The ” y ” descent corresponds to the rapid emptying of the atrium into the ventricle following the opening of the tricuspid valve.

The waveform that is seen immediately after the arterial pulsation is felt is the ‘v wave’ of the JVP.

Abdominojugular test or hepatojugular reflux: compression of the liver resulted in “reflux” of blood out the hepatic sinusoids into the great veins thereby elevating right atrial pressure and visualized as jugular venous distention.

The abdominojugular test was shown to correlate best with the pulmonary arterial wedge pressure.

Patients with a positive response had lower left ventricular ejection fractions and stroke volumes, higher left ventricular filling pressure, higher mean pulmonary arterial, and higher right atrial pressures.

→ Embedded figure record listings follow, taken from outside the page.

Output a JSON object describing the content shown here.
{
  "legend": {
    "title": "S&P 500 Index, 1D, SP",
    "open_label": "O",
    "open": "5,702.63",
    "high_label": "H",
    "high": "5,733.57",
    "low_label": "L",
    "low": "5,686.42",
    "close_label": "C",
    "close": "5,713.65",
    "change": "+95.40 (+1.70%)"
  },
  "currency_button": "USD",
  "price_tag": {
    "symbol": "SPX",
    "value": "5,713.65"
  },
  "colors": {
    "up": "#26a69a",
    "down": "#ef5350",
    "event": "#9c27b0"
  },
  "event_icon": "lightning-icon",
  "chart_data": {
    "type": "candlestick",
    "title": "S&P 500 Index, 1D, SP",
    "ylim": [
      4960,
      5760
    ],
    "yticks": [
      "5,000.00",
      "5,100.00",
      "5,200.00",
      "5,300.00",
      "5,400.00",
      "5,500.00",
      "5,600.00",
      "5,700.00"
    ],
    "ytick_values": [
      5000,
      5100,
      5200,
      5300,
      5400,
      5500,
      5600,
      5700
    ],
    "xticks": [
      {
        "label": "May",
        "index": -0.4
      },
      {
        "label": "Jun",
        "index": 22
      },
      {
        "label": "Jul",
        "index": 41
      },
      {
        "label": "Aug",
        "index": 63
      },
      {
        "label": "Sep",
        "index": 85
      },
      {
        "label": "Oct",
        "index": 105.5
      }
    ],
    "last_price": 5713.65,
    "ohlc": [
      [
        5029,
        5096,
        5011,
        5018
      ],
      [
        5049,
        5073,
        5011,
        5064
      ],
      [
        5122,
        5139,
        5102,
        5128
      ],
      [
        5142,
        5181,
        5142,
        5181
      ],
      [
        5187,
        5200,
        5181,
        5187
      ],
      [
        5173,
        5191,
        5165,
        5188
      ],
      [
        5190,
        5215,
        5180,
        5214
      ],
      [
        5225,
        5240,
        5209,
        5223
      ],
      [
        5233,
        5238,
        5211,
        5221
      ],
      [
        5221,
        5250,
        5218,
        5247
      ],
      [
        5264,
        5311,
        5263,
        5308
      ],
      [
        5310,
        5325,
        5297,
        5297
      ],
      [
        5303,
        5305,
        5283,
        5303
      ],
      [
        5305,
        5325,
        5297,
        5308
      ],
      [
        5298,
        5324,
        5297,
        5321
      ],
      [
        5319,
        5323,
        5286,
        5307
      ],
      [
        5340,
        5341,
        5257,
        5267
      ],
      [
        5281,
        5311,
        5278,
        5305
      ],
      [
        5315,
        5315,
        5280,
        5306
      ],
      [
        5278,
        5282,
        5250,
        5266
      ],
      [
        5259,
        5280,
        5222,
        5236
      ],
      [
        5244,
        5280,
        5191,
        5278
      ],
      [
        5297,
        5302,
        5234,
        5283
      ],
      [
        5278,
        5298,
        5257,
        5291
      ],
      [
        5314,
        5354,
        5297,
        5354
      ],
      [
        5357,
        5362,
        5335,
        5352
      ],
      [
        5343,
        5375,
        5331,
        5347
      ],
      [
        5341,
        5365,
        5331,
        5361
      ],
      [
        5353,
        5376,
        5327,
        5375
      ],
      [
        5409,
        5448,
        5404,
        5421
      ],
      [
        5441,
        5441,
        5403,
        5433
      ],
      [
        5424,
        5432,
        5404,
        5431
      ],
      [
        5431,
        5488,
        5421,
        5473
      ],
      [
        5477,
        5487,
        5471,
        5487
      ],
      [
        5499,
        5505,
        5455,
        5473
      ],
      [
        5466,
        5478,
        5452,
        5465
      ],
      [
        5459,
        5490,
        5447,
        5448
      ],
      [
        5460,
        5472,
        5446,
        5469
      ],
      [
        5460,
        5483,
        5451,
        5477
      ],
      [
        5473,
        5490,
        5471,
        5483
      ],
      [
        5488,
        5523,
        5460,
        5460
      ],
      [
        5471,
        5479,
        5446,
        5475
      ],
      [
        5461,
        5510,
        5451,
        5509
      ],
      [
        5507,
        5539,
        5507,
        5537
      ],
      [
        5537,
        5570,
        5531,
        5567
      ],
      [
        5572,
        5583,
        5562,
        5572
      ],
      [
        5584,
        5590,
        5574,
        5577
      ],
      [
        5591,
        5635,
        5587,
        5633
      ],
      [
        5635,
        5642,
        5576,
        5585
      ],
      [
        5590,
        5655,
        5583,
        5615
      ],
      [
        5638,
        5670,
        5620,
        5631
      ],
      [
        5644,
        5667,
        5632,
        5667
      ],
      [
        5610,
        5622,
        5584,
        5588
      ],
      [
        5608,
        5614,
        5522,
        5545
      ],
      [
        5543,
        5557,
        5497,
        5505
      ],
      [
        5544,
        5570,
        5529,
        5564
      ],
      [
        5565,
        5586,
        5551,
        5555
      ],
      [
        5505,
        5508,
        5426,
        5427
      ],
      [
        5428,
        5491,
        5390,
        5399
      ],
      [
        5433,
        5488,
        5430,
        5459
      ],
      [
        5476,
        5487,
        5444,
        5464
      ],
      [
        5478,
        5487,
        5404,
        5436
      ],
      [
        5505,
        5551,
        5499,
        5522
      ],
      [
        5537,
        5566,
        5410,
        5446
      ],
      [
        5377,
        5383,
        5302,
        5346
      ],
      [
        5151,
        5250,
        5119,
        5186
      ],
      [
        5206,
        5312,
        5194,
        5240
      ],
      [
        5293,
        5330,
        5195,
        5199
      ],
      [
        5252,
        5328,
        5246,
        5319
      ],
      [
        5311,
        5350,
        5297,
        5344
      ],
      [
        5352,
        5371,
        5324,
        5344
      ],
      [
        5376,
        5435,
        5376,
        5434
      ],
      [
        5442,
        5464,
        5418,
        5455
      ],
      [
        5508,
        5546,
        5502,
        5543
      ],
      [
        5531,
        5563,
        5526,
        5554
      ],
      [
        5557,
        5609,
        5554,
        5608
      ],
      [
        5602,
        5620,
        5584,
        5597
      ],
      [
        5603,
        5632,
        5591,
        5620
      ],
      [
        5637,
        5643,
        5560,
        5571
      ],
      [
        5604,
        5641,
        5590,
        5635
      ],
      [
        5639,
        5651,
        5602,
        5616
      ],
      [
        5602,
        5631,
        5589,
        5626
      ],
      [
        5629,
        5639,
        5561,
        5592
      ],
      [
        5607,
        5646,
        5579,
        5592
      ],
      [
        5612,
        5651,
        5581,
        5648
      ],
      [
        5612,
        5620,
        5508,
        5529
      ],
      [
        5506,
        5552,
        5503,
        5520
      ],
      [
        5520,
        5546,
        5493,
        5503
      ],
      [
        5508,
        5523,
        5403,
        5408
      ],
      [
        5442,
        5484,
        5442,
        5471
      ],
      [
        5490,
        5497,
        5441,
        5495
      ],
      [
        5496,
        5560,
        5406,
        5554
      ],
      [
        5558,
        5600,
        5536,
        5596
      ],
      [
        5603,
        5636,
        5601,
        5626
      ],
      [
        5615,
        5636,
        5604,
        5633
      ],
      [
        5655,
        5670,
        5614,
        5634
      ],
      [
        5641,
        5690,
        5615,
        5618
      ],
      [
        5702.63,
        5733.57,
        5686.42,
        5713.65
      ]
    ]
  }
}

The abdominojugular test correlates with the pulmonary arterial wedge pressure, and therefore, is probably a reflection of an increased central blood volume.

A positive abdominojugular test suggests a pulmonary artery wedge pressure of 15 mm Hg or greater.

Cannon a-waves, or increased amplitude ‘a’ waves, are associated with AV dissociation, that is, third degree heart block, when the atrium is contracting against a closed tricuspid valve, or even in ventricular tachycardia.

C-V waves can be a sign of tricuspid regurgitation.

The absence of ‘a’ waves may be seen in atrial fibrillation.

An elevated JVP is the classic sign of venous hypertension reflecting right-sided heart failure.

The paradoxical increase of the JVP with inspiration is referred to as the Kussmaul sign, and indicates impaired filling of the right ventricle, with a differential diagnosis of Kussmaul’s sign includes constrictive pericarditis, restrictive cardiomyopathy, pericardial effusion, and severe right-sided heart failure.

Jugular venous pressure can assess the central venous pressure in the absence of invasive measurements.